Orbene, nella specie la suddetta fidefacienza è circoscritta unicamente alla consegna del documento alle persone ivi menzionate nella data indicata, ma non vale anche a provare che hi consegnato soltanto l’atto di precetto (come in effetti pretendono i ricorrenti), di guisa che sfugge all’attestazione in esame la circostanza, negativa, dell’asserita mancata notifica del titolo esecutivo unitamente al precetto, tanto più poi che alla stregua dei menzionati elementi di valutazione, peraltro già carenti in base al rilevato difetto di autosufficienza, tra cui il tenore della stessa intimazione, si dava atto del contrario.

Alla stregua delle considerazioni che precedono, pertanto, spettava ai ricorrenti in opposizione fornire adeguata dimostrazione dell’asserita notifica del solo precetto, senza il relativo titolo esecutivo.
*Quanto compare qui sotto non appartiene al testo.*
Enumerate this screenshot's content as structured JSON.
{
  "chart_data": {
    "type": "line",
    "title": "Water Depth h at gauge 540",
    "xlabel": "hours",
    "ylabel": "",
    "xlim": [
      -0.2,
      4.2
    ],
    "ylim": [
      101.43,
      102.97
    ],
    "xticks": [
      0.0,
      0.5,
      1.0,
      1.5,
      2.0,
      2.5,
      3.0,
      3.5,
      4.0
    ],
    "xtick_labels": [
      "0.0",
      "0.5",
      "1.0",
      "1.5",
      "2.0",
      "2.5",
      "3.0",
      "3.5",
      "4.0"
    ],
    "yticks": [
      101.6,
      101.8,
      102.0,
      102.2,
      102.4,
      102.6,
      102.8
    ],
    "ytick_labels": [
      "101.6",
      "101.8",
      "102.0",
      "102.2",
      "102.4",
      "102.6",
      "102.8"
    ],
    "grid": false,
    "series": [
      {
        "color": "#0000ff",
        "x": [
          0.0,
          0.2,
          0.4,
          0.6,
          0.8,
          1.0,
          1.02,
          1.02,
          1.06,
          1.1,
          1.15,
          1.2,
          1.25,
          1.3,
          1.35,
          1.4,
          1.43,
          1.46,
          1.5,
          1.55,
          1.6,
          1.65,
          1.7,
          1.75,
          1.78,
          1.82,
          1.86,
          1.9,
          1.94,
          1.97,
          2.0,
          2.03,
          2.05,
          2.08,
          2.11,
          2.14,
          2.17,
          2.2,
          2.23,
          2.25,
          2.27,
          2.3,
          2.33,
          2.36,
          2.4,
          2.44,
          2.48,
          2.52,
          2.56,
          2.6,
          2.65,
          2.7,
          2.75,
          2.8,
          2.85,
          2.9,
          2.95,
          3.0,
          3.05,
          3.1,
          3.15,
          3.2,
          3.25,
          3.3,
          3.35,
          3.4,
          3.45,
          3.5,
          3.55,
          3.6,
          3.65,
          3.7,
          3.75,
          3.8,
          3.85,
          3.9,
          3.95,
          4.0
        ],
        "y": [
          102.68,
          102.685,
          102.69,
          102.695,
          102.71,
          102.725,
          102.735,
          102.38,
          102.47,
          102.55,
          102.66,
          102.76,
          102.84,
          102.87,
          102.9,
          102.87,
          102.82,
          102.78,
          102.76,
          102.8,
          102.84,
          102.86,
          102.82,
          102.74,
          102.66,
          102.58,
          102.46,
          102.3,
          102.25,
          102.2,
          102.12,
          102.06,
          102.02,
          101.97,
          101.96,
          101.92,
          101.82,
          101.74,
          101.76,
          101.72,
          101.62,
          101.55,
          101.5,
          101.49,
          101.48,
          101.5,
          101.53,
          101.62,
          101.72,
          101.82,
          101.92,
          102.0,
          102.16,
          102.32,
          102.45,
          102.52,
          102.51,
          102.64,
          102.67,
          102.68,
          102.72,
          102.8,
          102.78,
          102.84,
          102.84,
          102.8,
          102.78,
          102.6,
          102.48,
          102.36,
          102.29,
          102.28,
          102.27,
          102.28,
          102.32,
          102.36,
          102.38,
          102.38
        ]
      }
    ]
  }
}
In tal sensi, dunque, il collegio ritiene di dover dare continuità all’indirizzo giurisprudenziale in materia di questa Corte (Cass. IlI civ. n. 13212 del 26/06/2015), in assenza di valide ragioni per discostarsene, secondo cui nel giudizio di opposizione agli atti esecutivi promosso dal debitore esecutato per denunciate che il precetto non è stato preceduto o accompagnato dalla notifica del titolo esecutivo, è onere dell'opponente stesso, ai sensi dell'art. 2697 cod. civ., fomite la prova del dedotto fatto impeditivo dell'ulteriore svolgimento della azione esecutiva, senza che la negatività del fatto escluda od inverta l'onere della prova (conforme id. n. 5137 - 08/05/1991, cfr. altresì Cass. lav. n. 3644 del 15/06/1982, secondo cui l’onere della prova dei fatti costitutivi del diritto o di quelli modificativi, impeditivi o estintivi grava su colui che faccia valere il diritto stesso o che ne eccepisca la modificazione, l’impedimento o l'estinzione, anche se tali fatti siano negativi, comportando la loro negatività non già l'inversione dell'onere suddetto, ma soltanto che la relativa prova deve essere fornita mediante quella dei fatti positivi contrari). Pertanto, alla luce del succitato condiviso principio di diritto, tenuto altresì conto della carente esposizione dei fatti e degli atti, nei sensi però richiesti a pena d’inammissibilità dall’art. 366 c.p.c., nonché delle valutazioni probatorie in punto di fatto compiute dal giudice di merito, che invero appaiono immuni da errori logico-giuridici, tutte le doglianze sollevate dai ricorrenti, peraltro non fondate sulla scorta di univoci e sicuri elementi di valutazione, vanno senz’altro disattese, restando cosi pure assorbite le restanti argomentazioni svolte in favore degli stessi ricorrenti.

Nonostante la soccombenza di questi ultimi, stante il rigetto della loro impugnazione, nulla va disposto in ordine alle spese di questo giudizio di legittimità, non avendo l’intimato I.N.P.S. svolto alcuna difesa in suo favore.

 

P.Q.M.

 

Rigetta il ricorso. Nulla per le relative spese.